Serah terima Alquran kuno milik suriat kiyai delamat kepada pihak Museum Negeri Sumsel. FOTO:Ist.. |
PUYANG – Belum Lama ini Zuriat Kiyai Delamat hibahkan mushaf Alquran tulisan tangan kepada Museum Negeri in Sumatera Selatan atau yang sebelum dikenal dengan nama Museum Balaputera (akhir Juni 2024).
Kyai Delamat yang punya nama lengkap KH Abdurrahman Delamat merupakan ulama terpandang, penyebar agama Islam di Sumsel dan ditakuti Kolonial Belanda.
Pendiri Masjid Al Mahmudiyah atau Masjid Suro di kawasan 30 Ilir, Palembang ini hidup di abad ke-19 dan wafat pada medio 1313 Hijriah atau sekitar penghujung 1895 Masehi.
Makamnya sendiri hingga hari ini masih dikunjungi peziarah berada di Desa Serekah, Kecamatan Babat Toman, Kabupaten Musi Banyuasin.

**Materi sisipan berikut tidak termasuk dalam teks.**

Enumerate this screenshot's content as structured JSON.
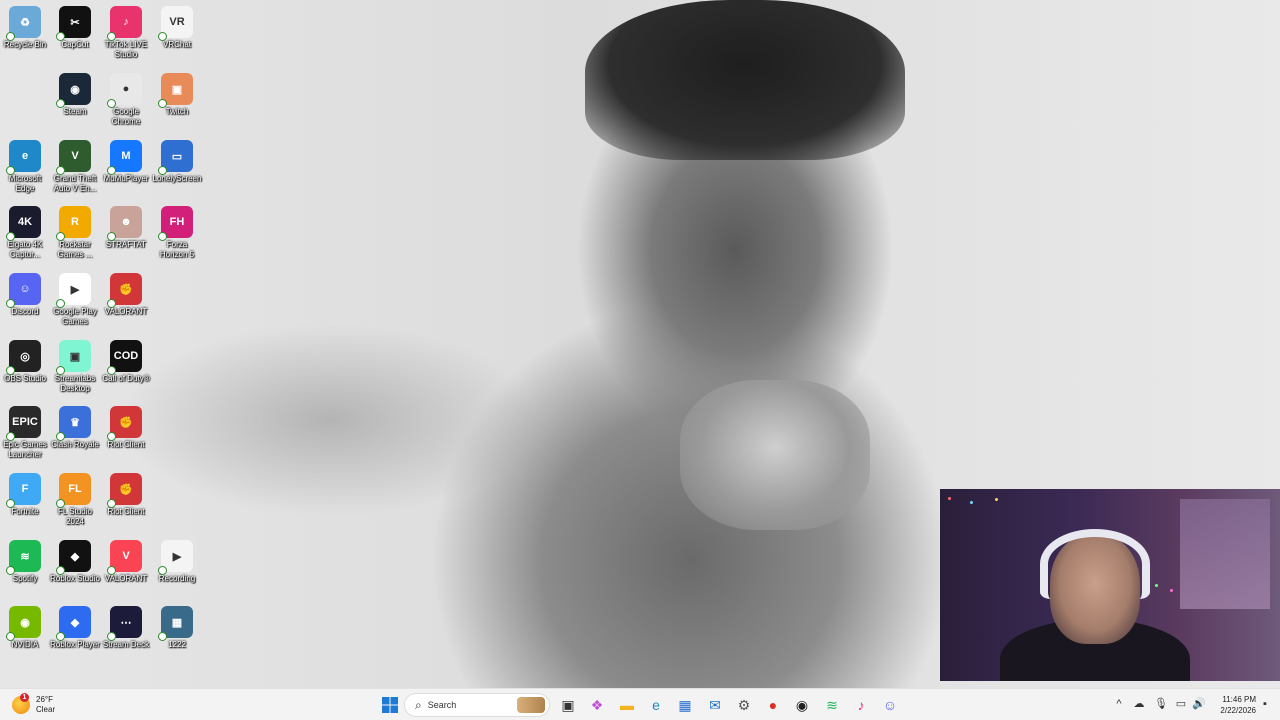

Terkait Alquran tulisan Kyai Delamat yang kini menjadi koleksi terbaru Museum Negeri Sumsel setelah dihibahkan secara sukarela oleh perwakilan zuriatnya, M Amin Fauzi Hady, Kamis, 27 Juni 2024.
Sejak Alquran tulisan Kyai Delamat yang diyakini berusia kurang lebih 2 abad itu berada di Museum Negeri Sumsel, tak sedikit tokoh masyarakat, pegiat sejarah dan budaya, ataupun influencer yang ingin melihatnya dari dekat.
Termasuk salah seorang guru besar UIN Raden Fatah Palembang, Prof Dr Muhammad Adil MA.
Didamping Kepala UPTD Museum Negeri Sumsel H Chandra Amprayadi SH, Prof Muhammad Adil diberi kesempatan melihat bahkan menyentuh Alquran tersebut secara langsung.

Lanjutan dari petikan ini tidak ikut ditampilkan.